How to Calculate Your Daily Calorie Burn

It's a tale as old as time: In order to lose weight, you need to move more and eat less. But understanding how much more to move can be confusing. That's because the amount of calories you need to burn a day to lose weight depends on many factors, including your weight-loss goal, how much you're eating, and how you're burning those calories. So, beyond burning calories, know you're doing your body a world of good when you move more.

How to Calculate Your Daily Calorie Burn

The total number of calories you burn in a day depends on things like your age, height and weight, muscle mass, and how much you exercise, according to Kansas State University. 

There are several formulas to calculate your exact total daily energy expenditure, or TDEE (more on that in a minute), but there's also a simpler method based only on body weight. While it's not as accurate, it can give you a starting point to work from without having to do a lot of math:

Daily calories burned:​ 15-16 per pound of body weight ​

Calories needed for weight loss:​ 12-13 per pound of body weight ​

Calories needed for weight gain:​ 18-19 per pound of body weight

Resting Metabolic Rate (RMR)

Sometimes referred to as basal metabolic rate (BMR), this is the total number of calories your body needs each day just for basic functions (think: breathing, blinking, etc). In general, your RMR is higher if you're younger and have more muscle, but your genetics plays a role, too.

To calculate your RMR, you can use either the Harris-Benedict Equation or Mifflin-St Jeor Equation, per the National Academy of Sports Medicine:

Harris-Benedict Equation​

Men: 88.362 + (13.397 × weight in kg) + (4.799 × height in cm) - (5.677 × age in years) 

Women: 447.593 + (9.247 × weight in kg) + (3.098 × height in cm) - (4.330 × age in years) 

Note that 1 kg is equal to 2.2 pounds, and 1 inch is 2.54 cm.

Mifflin-St Jeor Equation

Men: (10 × weight in kg) + (6.25 × height in cm) - (5 × age in years) + 5 

Women: (10 × weight in kg) + (6.25 × height in cm) - (5 × age in years) - 161

Thermic Effect of Food (TEF) 

TEF is the calories your body uses to digest, absorb and store the nutrients from the food you eat. Certain foods have been shown to have a higher thermic effect than others, meaning your body burns more calories to process them. These include foods high in protein and fiber, especially.

Nonexercise Activity Thermogenesis (NEAT) 

NEAT is the number of calories your body uses doing daily activities, like brushing your teeth, washing dishes, and walking, according to the April 2015 paper in ​Mayo Clinic Proceedings​. This number varies greatly from person to person, and even from day to day, depending on your activity level.

Calories Burned During Exercise 

Just how many calories you burn during a workout depends on how long and how intensely you exercise. Together with NEAT, the calories you burn during exercise makes up somewhere between 10 and 30 percent of your TDEE, per the paper in ​Mayo Clinic Proceedings​.

Calculate Your TDEE 

Multiply your RMR by your activity level to get your estimated TDEE, per Kansas State:

Sedentary:​ BMR x 1.2 (little or no exercise, desk job) 

Lightly active:​ BMR x 1.375 (light exercise 1-3 days per week) ​

Moderately active:​ BMR x 1.55 (moderate exercise 6-7 days per week) 

Very active:​ BMR x 1.725 (hard exercise every day, or exercising twice per day) ​

Extra active:​ BMR x 1.9 (hard exercise two or more times per day, or training for a marathon, triathlon, etc.)

How to Calculate Your Calories for Weight Loss 

To lose weight, you'll need to do some simple math and create a calorie deficit based on your TDEE, which means you burn more calories than you consume.

1. Find Your TDEE 

First, calculate your total daily energy expenditure based on the formula above.
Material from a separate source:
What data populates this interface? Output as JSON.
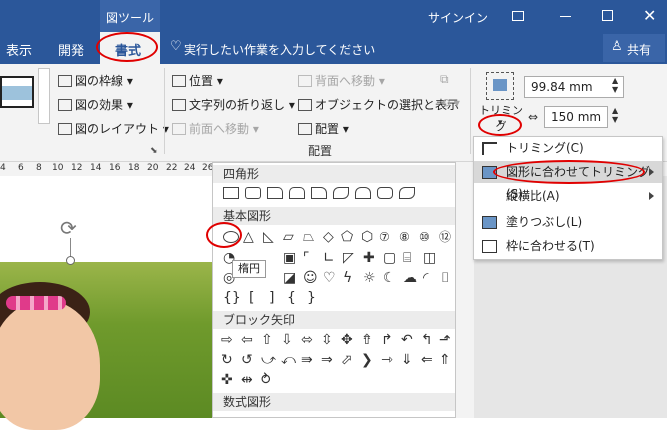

This will give you your maintenance calories, or how many calories you need a day to maintain your current weight.

2. Subtract 500 to 1,000 Calories 

One pound of fat is about 3,500 calories, according to the Mayo Clinic. So, if you want to lose 1 to 2 pounds per week (a generally healthy and sustainable goal), you need to burn between 500 and 1,000 calories more than you consume each day — or between 3,500 and 7,000 calories per week.

3. Keep Track 

Weight-loss statistics show a food diary and a fitness tracker can help you monitor the calories you're eating and burning each day and stay on track with your weight-loss goals.

4. Adjust When Necessary 

As you lose weight, you'll need to recalculate both your TDEE and how many calories you need to burn a day in order to keep losing weight.